Das Massaker in der Redaktion von Charlie Hebdo war eine Kriegserklärung an Meinungsfreiheit und Laizität, an die Entzauberung und die Moderne und somit an die Ausgestaltung dessen, was logisch und historisch das Fundament der Demokratie bildet.“ Der italienische Philosoph Paolo Flores d’Arcais formuliert Elf Thesen zur Laizität. Der Ausschluß Gottes, seines Wortes und seiner Symbole aus allen Bereichen, in denen der Staatsbürger der Hauptakteur ist, gehört für ihn zum Wesen der Demokratie. Den Gläubigen bleiben Kirchen, Moscheen, Synagogen und die Privatsphäre der Innerlichkeit. Die Religion ist nur dann mit der Demokratie vereinbar, wenn sie bereit und daran gewöhnt ist, Gott aus den staatsbürgerlichen Belangen und Konflikten auszuschließen: „Die Einforderung von Respekt für die eigene Religion, verbunden mit der öffentlichen Anerkennung jeder Gemeinschaft, deren Vehikel sie ist, negiert das Individuum gerade in seinem Recht auf Häresie, auf Apostasie, auf eine singuläre Existenz, fesselt es an die Zugehörigkeit zu einer Glaubens- und Blutsgemeinschaft und reduziert es auf eine Funktion der Gemeinschaft.“ Ein Plädoyer für die strikte Trennung von demokratischem Staat und religiösem Gesetz: „Die Laizität ist für die Demokratie eine Frage von Leben und Tod.“
ORDNUNGEN IM ZERFALL – SYRIEN, ISIS, GROSSES SPIEL
Damaskus war einst der Sitz der Umayyaden-Dynastie und Kapitale des ersten islamischen Imperiums.
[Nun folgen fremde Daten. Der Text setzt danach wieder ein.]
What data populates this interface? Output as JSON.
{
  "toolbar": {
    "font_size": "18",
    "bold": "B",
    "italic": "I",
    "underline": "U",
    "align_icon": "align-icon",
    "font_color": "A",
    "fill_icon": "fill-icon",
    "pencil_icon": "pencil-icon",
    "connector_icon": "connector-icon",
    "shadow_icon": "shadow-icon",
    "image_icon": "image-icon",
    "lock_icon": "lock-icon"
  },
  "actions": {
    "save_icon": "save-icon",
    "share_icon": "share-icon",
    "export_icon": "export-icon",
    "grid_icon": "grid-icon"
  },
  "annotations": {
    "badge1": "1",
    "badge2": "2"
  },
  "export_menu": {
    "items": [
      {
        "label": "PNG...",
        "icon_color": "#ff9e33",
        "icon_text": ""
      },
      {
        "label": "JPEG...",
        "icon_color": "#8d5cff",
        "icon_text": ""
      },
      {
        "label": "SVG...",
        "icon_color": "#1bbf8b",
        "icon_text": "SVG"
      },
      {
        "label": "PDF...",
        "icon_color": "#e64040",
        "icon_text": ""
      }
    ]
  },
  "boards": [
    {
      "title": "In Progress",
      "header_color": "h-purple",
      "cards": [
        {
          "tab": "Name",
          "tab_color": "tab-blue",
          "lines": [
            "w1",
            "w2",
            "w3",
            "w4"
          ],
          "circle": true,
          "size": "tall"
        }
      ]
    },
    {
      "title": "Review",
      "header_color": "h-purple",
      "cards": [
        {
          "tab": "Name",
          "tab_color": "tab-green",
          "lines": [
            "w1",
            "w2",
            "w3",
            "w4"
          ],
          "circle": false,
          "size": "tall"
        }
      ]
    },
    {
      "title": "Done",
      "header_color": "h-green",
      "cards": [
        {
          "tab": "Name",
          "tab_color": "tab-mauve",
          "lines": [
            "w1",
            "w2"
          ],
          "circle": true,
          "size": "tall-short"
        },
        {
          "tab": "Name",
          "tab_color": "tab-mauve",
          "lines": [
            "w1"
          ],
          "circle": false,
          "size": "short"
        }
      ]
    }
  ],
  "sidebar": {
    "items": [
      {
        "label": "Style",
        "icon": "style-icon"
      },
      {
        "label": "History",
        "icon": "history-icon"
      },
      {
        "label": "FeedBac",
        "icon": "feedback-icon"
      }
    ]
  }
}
In Syrien begann 1516 die Absorption der arabischen Welt ins Osmanische Reich; im 19. Jahrhundert erlebte die arabische Welt mit der nahda ihre kulturelle Renaissance. Nach dem Fall des Osmanischen Reiches wurde das Land französisches Mandatsgebiet und territorial zerstückelt. Teile des Libanon und die Region Mossul im heutigen Irak wurden aus Syrien herausgeschnitten. 1939 traten die Franzosen mit dem Bezirk Alexandretta 40 Prozent der Syrien verbliebenen Mittelmeerküste an die Türkei ab und reduzierte dessen Küsten auf die Provinzen Latakia und Tartus. Mit der anfänglich populären Machtergreifung von Hafiz-al-Assad entwickelten sich Autokratie und oligarchische Herrschaft. Nach der Revolte gegen das Regime seines Sohnes Baschar al-Assad seit 2011 liegt das Land heute in Trümmern. 200.000 Tote, Millionen Menschen auf der Flucht, sind das Resultat des jahrelangen, von außen geschürten Bürgerkriegs. Die Milizen von ISIS beherrschen weite Teile des Landes. Der Islamismus dominiert die bewaffnete Opposition und scheint die demokratische Revolution in Syrien gekapert zu haben. Der Arabienexperte Hugh Roberts skizziert historische Hintergründe des Geschehens und enthüllt einige unbequeme Wahrheiten: Syriens Tragödie – die gekaperte Revolution.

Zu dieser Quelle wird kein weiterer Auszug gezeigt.